After Sandy came Rags, a flat-coat retriever.  Rags was a long-legged bundle of energy, seemingly impossible to tire out no matter how long the walks.  He was the gentlest, most loving of dogs and children could do anything with him.  My daughter learned to walk holding onto his tail, and she and her friends would treat him as a living doll, making him lie down to be covered with a blanket as if he was going to bed.  Being taken to meet the children from school was pure heaven for Rags.  One winter the whole family walked across the golf course with plastic bags to use as sledges.  When we came across a slide down a steep bank, the children tagged onto the end of the queu waiting to slide down - and Rags went too.  He rode with one of the boys and when he reached to bottom, he raced round to take his place in the queue for another slide.

Next came Bramble, a golden retriever.  She, too, was very fond of children (although she couldn't eat a whole one in one sitting) but her preference was for teenagers.  She also had a very strong maternal instinct.  One year we were left on the farm for a day while my cousin and her husband went off to their son's passing out parade at Sandhurst.  In the passage outside the kitchen was a pen with two cade lambs.  Not surprisingly, they bleated from time to time - which got Bramble very agitated as she considered we humans should go to see to the babies.  Despite having no milk herself, she was quite willing for the lambs to suckle her.  At one time, we had a lamb in the back garden.  I had made a pen of chicken wire, but Bramble learned how to open the pen and let the lamb out - while she went and sat inside the pen.

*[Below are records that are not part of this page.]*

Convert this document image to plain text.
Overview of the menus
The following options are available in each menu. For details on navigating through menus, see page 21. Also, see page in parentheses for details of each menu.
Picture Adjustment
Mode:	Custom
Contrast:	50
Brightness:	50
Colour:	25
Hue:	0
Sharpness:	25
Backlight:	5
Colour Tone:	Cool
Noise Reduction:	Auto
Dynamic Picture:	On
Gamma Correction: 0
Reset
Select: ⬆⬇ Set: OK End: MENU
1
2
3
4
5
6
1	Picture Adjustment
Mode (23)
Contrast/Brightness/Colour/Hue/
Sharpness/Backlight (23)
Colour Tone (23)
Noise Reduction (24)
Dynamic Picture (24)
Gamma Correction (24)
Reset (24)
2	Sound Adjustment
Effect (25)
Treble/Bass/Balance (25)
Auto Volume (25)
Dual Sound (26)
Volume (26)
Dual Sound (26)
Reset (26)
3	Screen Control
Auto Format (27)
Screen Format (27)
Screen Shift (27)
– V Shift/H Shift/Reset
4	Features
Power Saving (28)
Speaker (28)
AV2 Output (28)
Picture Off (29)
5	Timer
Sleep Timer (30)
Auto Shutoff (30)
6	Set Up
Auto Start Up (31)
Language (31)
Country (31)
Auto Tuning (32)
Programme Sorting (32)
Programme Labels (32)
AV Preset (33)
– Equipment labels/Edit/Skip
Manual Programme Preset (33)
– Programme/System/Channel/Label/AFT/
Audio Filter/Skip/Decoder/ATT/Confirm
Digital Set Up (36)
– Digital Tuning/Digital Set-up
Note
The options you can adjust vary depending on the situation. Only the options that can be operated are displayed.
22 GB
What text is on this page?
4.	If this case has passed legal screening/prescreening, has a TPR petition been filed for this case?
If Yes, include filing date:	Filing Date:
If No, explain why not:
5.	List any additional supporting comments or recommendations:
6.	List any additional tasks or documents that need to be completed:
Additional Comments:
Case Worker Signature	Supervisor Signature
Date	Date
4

And now we have an English springer spaniel, Fern.  As a puppy, she and our elder grandson would chase each other round the dining room table.  When the toddler, as he was then, fell over, Fern, herself only six months or so old, would stop and wait for him to get up.  She still adores young children and really young puppies.

There are benefits to keeping both cats and dogs, but to my mind the benefits of a dog versus a cat are greater.  Both provide companionship, but a dog needs to be exercised, which gets me out walking twice a day.

But what beats all that hands down is that dogs can be trained to do so many things.  To act as guide dogs for the blind or hearing dogs for the deaf; assistance dogs for the disabled or calming influences for some autistic children.  But surely the greatest asset is that some dogs can detect cancer long before the symptoms show.  That really is scarcely credible.

3 comments:

(not necessarily your) Uncle Skip said...

I am, despite what evidence may appear, am not a cat person.
The cat that lives here is a people cat.

That post is a keeper, as are the great majority of your posts.

OldAFSarge said...

While I am a cat guy, I also love dogs.

Great post BP, you've had some awesome pups in your life.

joeh said...

I love dogs, I respect cats. I'm sure there are exceptions, but I always say kids brought up with dogs don't do drugs. Not sure about cats.